Providence in ‘urgent need for additional working capital’

Due to delays by its Chinese partner APEC with sending a promised loan, Irish Providence Resources is working to raise about $3.76 million amid an urgent need for additional working capital. 

Providence said on Thursday it had conditionally raised approximately $3.76 million (before expenses) through the proposed issue of 59,765,890 new ordinary shares in the company to institutional and other investors at a price of £0.051 ($0.063) per placing share.

The placing price represents a discount of approximately 7.3 percent to the closing price of £0.055 per existing ordinary share on September 10, 2019.

According to the company, the need for the placing arises from the ongoing delays to the receipt of the $9 million loan advance due to the company from APEC Energy Enterprises under the updated farm-out agreement between the two companies.

On June 5, 2019, the company announced that it had agreed on certain amendments to the updated farm-out with APEC and Lansdowne, including a revised backstop date for receipt of the APEC loan amount to June 14, 2019, which was subsequently extended through various announced extensions to September 30, 2019.

As at the close of business on September 11, 2019, the APEC loan amount had not been received by the company.

Meanwhile, the survey over Providence-operated Barryroe license has already started, and the first location has already been completed with the second one in progress.

As a result of the non-receipt of the APEC loan and in light of the company’s working capital position, the funding required for the Barryroe site survey and the company’s business re-engineering program, the company has an urgent need for additional working capital, Providence noted.

The placing is conditional upon, among other things, the passing of the resolution by shareholders at the extraordinary general meeting of the company to be held on September 30, 2019.


A going concern compromised without placing


If the company does not receive the proceeds of the placing, the company’s ability to continue as a going concern will be compromised.

As a result, the company is likely to be unable to complete the Barryroe site survey, implement the business re-engineering programme, fulfil any of its exploration, appraisal and development programs or meet its work commitments under existing licenses.

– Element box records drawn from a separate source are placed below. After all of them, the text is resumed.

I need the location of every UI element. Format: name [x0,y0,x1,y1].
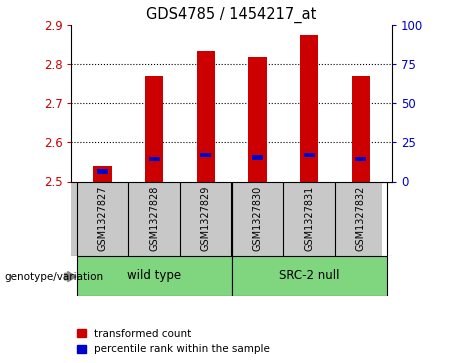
Bar [201,152,211,157]
Text: GSM1327827: GSM1327827 [97,186,107,252]
Bar [300,35,318,182]
Bar [248,57,266,182]
Legend: transformed count, percentile rank within the sample: transformed count, percentile rank withi… [77,329,270,354]
Bar [77,256,231,296]
Bar [304,152,314,157]
Bar [149,156,160,161]
Text: wild type: wild type [127,269,181,282]
Bar [197,51,215,182]
Bar [252,155,263,160]
Bar [352,76,370,182]
Bar [97,170,108,174]
Bar [145,76,163,182]
Bar [355,156,366,161]
Text: GSM1327829: GSM1327829 [201,186,211,252]
Text: genotype/variation: genotype/variation [5,272,104,282]
Text: GSM1327831: GSM1327831 [304,186,314,251]
Bar [94,166,112,182]
Title: GDS4785 / 1454217_at: GDS4785 / 1454217_at [147,7,317,23]
Text: GSM1327832: GSM1327832 [356,186,366,252]
Text: GSM1327828: GSM1327828 [149,186,159,252]
Text: SRC-2 null: SRC-2 null [279,269,339,282]
Text: GSM1327830: GSM1327830 [253,186,262,251]
Bar [231,256,387,296]
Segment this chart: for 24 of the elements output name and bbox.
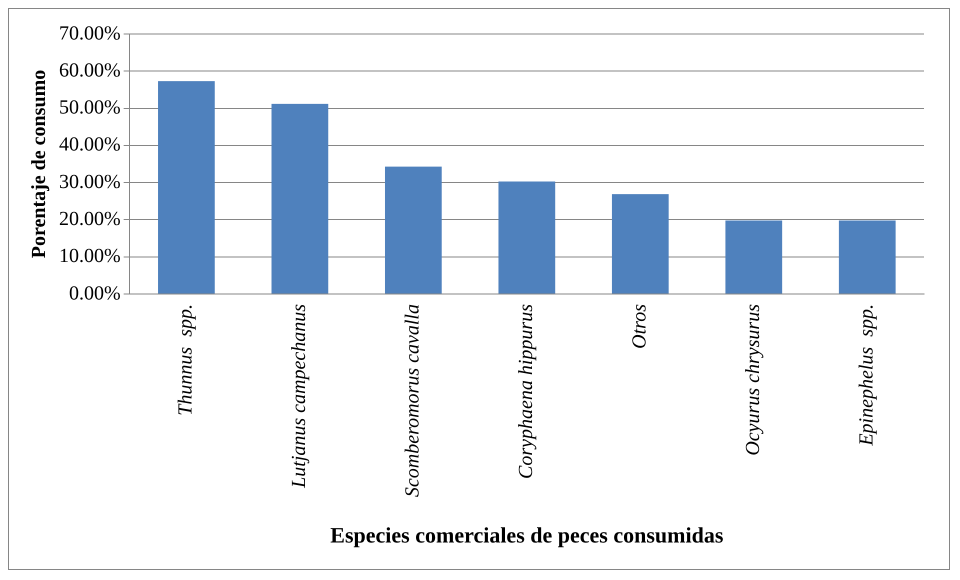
y-tick-label: 50.00% xyxy=(58,96,121,119)
bar xyxy=(725,220,782,294)
bar xyxy=(838,220,896,294)
x-tick-label: Lutjanus campechanus xyxy=(288,304,310,489)
bar xyxy=(272,104,328,294)
x-tick-label: Otros xyxy=(628,304,651,349)
y-axis-title: Porentaje de consumo xyxy=(28,70,50,258)
bar xyxy=(384,166,442,294)
y-tick-label: 60.00% xyxy=(58,59,121,82)
y-tick-label: 0.00% xyxy=(68,282,121,304)
y-tick-label: 10.00% xyxy=(58,245,121,268)
bar xyxy=(498,181,556,294)
x-tick-label: Ocyurus chrysurus xyxy=(742,304,764,456)
y-tick-label: 70.00% xyxy=(58,22,121,44)
x-tick-label: Coryphaena hippurus xyxy=(515,304,538,479)
y-tick-label: 30.00% xyxy=(58,170,121,193)
x-tick-label: Thunnus spp. xyxy=(174,304,197,416)
bar xyxy=(612,194,669,294)
y-tick-label: 20.00% xyxy=(58,208,121,230)
bar xyxy=(158,81,215,294)
x-tick-label: Epinephelus spp. xyxy=(856,304,878,447)
y-tick-label: 40.00% xyxy=(58,134,121,156)
x-axis-title: Especies comerciales de peces consumidas xyxy=(330,522,724,548)
x-tick-label: Scomberomorus cavalla xyxy=(402,304,424,498)
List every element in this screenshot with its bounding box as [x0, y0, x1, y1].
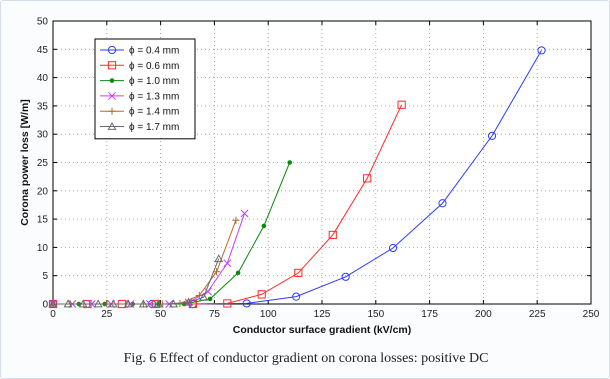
x-tick-label: 200 — [475, 309, 492, 320]
x-tick-label: 50 — [155, 309, 167, 320]
x-tick-label: 25 — [101, 309, 113, 320]
y-tick-label: 0 — [42, 300, 48, 311]
y-axis-label: Corona power loss [W/m] — [19, 99, 31, 226]
legend-label-4: ϕ = 1.3 mm — [129, 91, 179, 102]
data-point-series-1 — [438, 199, 447, 208]
legend-marker-3 — [109, 78, 115, 83]
data-point-series-6 — [78, 299, 88, 308]
legend-label-2: ϕ = 0.6 mm — [129, 61, 179, 72]
y-tick-label: 30 — [37, 130, 49, 141]
x-axis-label: Conductor surface gradient (kV/cm) — [233, 324, 412, 336]
x-tick-label: 225 — [529, 309, 546, 320]
data-point-series-6 — [123, 299, 133, 308]
data-point-series-6 — [63, 299, 73, 308]
x-tick-label: 75 — [209, 309, 221, 320]
data-point-series-3 — [261, 223, 267, 229]
x-tick-label: 175 — [421, 309, 438, 320]
legend-marker-4 — [108, 91, 116, 100]
data-point-series-2 — [397, 100, 406, 109]
y-tick-label: 45 — [37, 45, 49, 56]
x-tick-label: 100 — [260, 309, 277, 320]
data-point-series-6 — [108, 299, 118, 308]
data-point-series-3 — [207, 296, 213, 302]
legend-marker-2 — [107, 61, 117, 70]
legend-label-3: ϕ = 1.0 mm — [129, 76, 179, 87]
y-tick-label: 35 — [37, 101, 49, 112]
data-point-series-2 — [257, 290, 266, 299]
y-tick-label: 15 — [37, 215, 49, 226]
data-point-series-6 — [214, 254, 224, 263]
data-point-series-6 — [184, 297, 194, 306]
legend-marker-6 — [107, 121, 117, 130]
data-point-series-5 — [232, 216, 240, 224]
data-point-series-5 — [195, 291, 203, 300]
y-tick-label: 5 — [42, 271, 48, 282]
data-point-series-5 — [212, 268, 221, 276]
data-point-series-3 — [235, 270, 241, 276]
legend-label-6: ϕ = 1.7 mm — [129, 122, 179, 133]
data-point-series-2 — [363, 174, 372, 183]
data-point-series-2 — [223, 299, 232, 308]
data-point-series-1 — [487, 131, 497, 140]
figure-caption: Fig. 6 Effect of conductor gradient on c… — [123, 351, 489, 366]
legend-marker-5 — [108, 107, 116, 115]
x-tick-label: 0 — [50, 309, 56, 320]
data-point-series-4 — [203, 287, 212, 296]
x-tick-label: 125 — [314, 309, 331, 320]
data-point-series-6 — [169, 299, 178, 308]
data-point-series-1 — [242, 299, 251, 308]
y-tick-label: 25 — [37, 158, 49, 169]
y-tick-label: 20 — [37, 186, 49, 197]
data-point-series-6 — [48, 299, 58, 308]
data-point-series-6 — [138, 299, 148, 308]
y-tick-label: 40 — [37, 73, 49, 84]
data-point-series-6 — [93, 299, 103, 308]
y-tick-label: 10 — [37, 243, 49, 254]
data-point-series-6 — [153, 299, 163, 308]
data-point-series-4 — [223, 259, 232, 268]
legend-label-1: ϕ = 0.4 mm — [129, 46, 179, 57]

Failure to do so could result in the premature termination, suspension or withdrawal of the company’s licenses.

The company would in such circumstances have to attempt to seek alternative forms of finance and undertake other activities such as delaying or reducing capital expenditure as a matter of urgency.

There is a substantial risk that the company would be unable to secure alternative forms of finance at all or on commercially acceptable terms. If the company was unable to secure alternative forms of finance at all or on commercially acceptable terms, this would have a material adverse effect on the company’s ability to operate on a going concern basis.

The proceeds of the placing will be used principally to fund the costs associated with the re-engineering of the company’s business model; to fund the balance of the costs associated with the acquisition of the site survey at Barryroe; and to fund general working capital to cover general, administrative and license operating costs for the period to the beginning of February 2020, including expenses incurred by the company in connection with the placing.

The proceeds of the placing will only provide working capital in respect of general, administrative, and license operating costs for the period to the beginning of February 2020. Accordingly, the board is currently undertaking a strategic review of the options available to the company on future financing alternatives to finance future working capital obligations beyond that date.

The placing shares represent approximately 10 percent of the number of ordinary shares of the company.